Александр же продолжал:
– И, видимо, у тебя это совсем неплохо получалось, если ты еще жива-здорова и в определенном достатке. Но... понимаешь, красавица, это не совсем красивое ремесло. Например, на данном этапе ты, как стало известно, обрабатываешь некоего Ирбиса Леонида Владимировича, так ведь? Но он женат, у него взрослые, серьезные дети. И они совсем не хотят себе молодую, корыстную мамочку. У них своя замечательная. А посему детки и решили тебя... в некотором роде, обезвредить. Объясню подробнее – ты уже успела почувствовать всю прелесть заточения... хотя, виноват, как мне передали – еще не всю... Так вот, тебе будет все по полной программе, если ты не оставишь этого Ирбиса в покое. Ты должна уехать. Одна. И никогда не появляться здесь больше. И боже тебя упаси хоть как-то намекнуть этому человеку обо всем, что с тобой случилось, ясно?
Маринка слушала его с презрительной улыбкой.
– То есть... твои плохие дядьки в полиции нравов подрабатывают, правильно я понимаю? – фыркнула она.

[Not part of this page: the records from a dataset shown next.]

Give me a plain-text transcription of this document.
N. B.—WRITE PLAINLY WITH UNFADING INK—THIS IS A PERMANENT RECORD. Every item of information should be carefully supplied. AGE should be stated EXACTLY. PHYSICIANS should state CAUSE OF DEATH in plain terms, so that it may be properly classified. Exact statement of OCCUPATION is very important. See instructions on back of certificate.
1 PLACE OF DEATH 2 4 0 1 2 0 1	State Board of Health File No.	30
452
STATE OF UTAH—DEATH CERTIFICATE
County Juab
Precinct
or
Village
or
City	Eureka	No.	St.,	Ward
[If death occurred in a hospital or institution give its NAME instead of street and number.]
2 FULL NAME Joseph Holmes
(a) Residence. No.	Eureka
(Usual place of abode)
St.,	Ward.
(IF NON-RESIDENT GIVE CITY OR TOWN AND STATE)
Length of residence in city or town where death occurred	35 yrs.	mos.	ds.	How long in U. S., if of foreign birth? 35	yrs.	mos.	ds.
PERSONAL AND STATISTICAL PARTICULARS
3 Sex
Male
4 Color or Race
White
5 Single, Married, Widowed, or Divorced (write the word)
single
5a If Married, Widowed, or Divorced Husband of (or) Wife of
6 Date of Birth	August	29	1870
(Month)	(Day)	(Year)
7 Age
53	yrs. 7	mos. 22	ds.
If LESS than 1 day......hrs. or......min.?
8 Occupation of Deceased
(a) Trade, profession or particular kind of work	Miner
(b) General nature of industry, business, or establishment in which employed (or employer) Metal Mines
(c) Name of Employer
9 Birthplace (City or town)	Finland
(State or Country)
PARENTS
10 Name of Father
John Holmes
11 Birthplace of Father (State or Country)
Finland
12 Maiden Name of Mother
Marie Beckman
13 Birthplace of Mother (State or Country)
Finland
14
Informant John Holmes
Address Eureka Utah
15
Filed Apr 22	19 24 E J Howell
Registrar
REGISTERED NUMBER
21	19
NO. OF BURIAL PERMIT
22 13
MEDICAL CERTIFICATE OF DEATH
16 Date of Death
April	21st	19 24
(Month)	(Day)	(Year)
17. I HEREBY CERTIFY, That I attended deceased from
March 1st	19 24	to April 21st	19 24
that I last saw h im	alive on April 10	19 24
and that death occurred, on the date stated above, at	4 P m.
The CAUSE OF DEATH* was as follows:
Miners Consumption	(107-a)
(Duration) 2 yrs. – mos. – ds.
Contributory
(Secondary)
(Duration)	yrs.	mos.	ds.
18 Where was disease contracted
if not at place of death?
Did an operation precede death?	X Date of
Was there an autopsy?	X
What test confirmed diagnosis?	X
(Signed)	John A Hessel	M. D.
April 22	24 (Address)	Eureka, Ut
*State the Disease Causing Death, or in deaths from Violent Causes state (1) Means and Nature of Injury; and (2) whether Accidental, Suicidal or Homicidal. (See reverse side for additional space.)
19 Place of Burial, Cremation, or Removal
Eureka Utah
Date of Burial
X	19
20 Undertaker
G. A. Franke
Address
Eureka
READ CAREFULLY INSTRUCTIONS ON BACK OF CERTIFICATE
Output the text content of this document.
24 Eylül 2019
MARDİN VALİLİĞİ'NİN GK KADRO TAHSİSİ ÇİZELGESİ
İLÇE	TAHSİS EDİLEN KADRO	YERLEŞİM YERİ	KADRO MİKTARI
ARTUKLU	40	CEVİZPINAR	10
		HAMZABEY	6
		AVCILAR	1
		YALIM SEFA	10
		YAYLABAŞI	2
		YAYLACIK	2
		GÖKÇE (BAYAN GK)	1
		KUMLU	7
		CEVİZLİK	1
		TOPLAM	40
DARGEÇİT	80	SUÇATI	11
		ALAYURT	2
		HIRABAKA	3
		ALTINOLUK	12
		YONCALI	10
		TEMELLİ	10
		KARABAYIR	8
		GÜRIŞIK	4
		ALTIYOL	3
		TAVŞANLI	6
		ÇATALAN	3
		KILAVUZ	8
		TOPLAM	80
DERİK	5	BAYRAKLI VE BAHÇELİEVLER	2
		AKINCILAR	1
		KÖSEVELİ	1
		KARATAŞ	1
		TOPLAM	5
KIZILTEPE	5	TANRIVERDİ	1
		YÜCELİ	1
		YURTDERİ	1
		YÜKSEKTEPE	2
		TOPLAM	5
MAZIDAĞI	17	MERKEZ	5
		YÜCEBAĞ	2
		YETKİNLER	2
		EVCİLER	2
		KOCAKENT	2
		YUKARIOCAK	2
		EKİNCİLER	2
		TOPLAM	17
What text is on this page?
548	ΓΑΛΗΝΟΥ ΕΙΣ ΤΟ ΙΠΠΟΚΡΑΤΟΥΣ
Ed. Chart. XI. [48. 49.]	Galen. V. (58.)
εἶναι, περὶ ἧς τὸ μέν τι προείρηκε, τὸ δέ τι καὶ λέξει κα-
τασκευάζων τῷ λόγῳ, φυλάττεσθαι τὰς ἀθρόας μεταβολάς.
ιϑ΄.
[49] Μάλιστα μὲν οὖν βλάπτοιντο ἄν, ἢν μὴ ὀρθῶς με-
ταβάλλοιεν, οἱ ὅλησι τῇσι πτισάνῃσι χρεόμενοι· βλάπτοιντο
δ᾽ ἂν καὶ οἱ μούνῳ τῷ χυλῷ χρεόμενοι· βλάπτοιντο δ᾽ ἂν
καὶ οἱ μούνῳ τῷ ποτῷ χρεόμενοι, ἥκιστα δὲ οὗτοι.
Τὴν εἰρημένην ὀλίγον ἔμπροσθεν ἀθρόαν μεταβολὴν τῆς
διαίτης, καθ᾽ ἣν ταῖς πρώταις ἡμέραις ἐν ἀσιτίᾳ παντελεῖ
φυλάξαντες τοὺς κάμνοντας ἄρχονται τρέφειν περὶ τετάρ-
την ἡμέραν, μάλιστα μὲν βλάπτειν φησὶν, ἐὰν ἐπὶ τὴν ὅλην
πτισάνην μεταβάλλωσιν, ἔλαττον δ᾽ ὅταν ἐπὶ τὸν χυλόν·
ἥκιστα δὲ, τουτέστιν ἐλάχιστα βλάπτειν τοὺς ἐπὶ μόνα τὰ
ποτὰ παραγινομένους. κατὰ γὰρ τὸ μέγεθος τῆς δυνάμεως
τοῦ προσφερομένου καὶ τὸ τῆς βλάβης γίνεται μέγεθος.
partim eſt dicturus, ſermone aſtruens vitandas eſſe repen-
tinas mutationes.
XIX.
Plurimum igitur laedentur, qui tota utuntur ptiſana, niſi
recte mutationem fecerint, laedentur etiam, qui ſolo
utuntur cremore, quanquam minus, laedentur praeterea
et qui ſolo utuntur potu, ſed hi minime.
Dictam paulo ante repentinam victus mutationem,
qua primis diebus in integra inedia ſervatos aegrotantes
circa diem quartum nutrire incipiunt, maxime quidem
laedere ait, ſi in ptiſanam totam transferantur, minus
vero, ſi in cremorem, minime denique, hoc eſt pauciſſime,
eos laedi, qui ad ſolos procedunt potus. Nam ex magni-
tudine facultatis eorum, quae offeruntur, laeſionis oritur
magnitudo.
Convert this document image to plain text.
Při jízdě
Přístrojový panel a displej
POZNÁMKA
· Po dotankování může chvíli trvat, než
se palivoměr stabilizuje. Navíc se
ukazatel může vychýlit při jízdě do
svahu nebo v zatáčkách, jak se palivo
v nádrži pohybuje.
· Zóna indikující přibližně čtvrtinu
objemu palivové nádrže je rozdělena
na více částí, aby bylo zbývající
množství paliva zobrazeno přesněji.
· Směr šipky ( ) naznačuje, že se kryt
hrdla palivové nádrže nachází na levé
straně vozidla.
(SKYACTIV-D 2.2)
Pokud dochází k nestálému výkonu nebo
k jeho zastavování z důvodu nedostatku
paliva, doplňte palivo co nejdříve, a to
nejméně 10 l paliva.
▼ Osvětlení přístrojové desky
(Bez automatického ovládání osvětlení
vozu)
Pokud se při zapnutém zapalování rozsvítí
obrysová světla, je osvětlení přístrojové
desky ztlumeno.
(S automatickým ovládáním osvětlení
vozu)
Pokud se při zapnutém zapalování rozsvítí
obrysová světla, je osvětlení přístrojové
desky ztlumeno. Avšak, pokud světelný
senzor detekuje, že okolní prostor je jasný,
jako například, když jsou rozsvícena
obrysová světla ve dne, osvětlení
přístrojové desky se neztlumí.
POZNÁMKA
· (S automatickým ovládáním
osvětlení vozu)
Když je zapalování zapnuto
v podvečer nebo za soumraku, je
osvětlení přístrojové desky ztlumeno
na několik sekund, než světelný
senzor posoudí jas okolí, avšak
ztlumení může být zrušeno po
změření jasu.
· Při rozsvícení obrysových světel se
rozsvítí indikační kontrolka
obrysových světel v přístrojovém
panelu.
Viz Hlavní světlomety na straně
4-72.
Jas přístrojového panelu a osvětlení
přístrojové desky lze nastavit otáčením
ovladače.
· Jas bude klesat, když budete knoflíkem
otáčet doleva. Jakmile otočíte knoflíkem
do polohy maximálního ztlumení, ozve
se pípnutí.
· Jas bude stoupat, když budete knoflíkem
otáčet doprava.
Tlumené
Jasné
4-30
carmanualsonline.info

– А ты у них сама спросишь, если не уедешь. Не думаю, что они станут тебе отвечать... – закинул ногу на ногу Александр. – Не нравится им твое поведение, ну что ты тут поделаешь. У них, понимаешь, тоже отцы... престарелые. И матери, от которых эти отцы сбежать надумали к таким вот трясогузкам.
– А сами? – склонила голову Маринка. – Сами эти плохие дядьки со старыми женами живут или уже на молоденьких поменяли? Или ничего страшного? Это только Ирбиса касается?
Она поднялась с кресла, прошлась перед носом Александра и вдруг выгнулась кошкой и надменно изогнула бровь:
– А если я не захочу, а?
– Еще скажи, что любишь его до потери совести! – усмехнулся парень. – Вот уж никогда не поверю.
– Да какая любовь! Ха! Ты тоже сказок начитался? – развеселилась Маринка, вольно уселась на спинку кресла и тоже закинула ногу на ногу. Ее изумительная ножка качалась теперь чуть ли не у самого носа Александра. Но теперь не было смысла играть «покорную робость», и Маринка наглела вовсю. – А я найму себе охранников, и фиг меня кто тронет, ясно вам? А Ирбиса все равно в загс утяну. Хотя... нет-нет, я не так выразилась! Это он меня утянет! Он еще вчера вечером хотел сказать своей старушенции, пардон, жене, что начинает новую жизнь... с новой – молодой и красивой супругой, ясно? А уж теперь-то, когда я ему расскажу, что мне пришлось вытерпеть!... Думаю. Он сразу подарит мне... м-м-м, чтобы мне у него попросить?... Я еще не придумала. Но я мелочиться не стану. Пусть дарит, старый бегемот. А вот потом – потом я его выгоню! И, может быть, даже уеду! Но только после того, как выкачаю из него все состояние.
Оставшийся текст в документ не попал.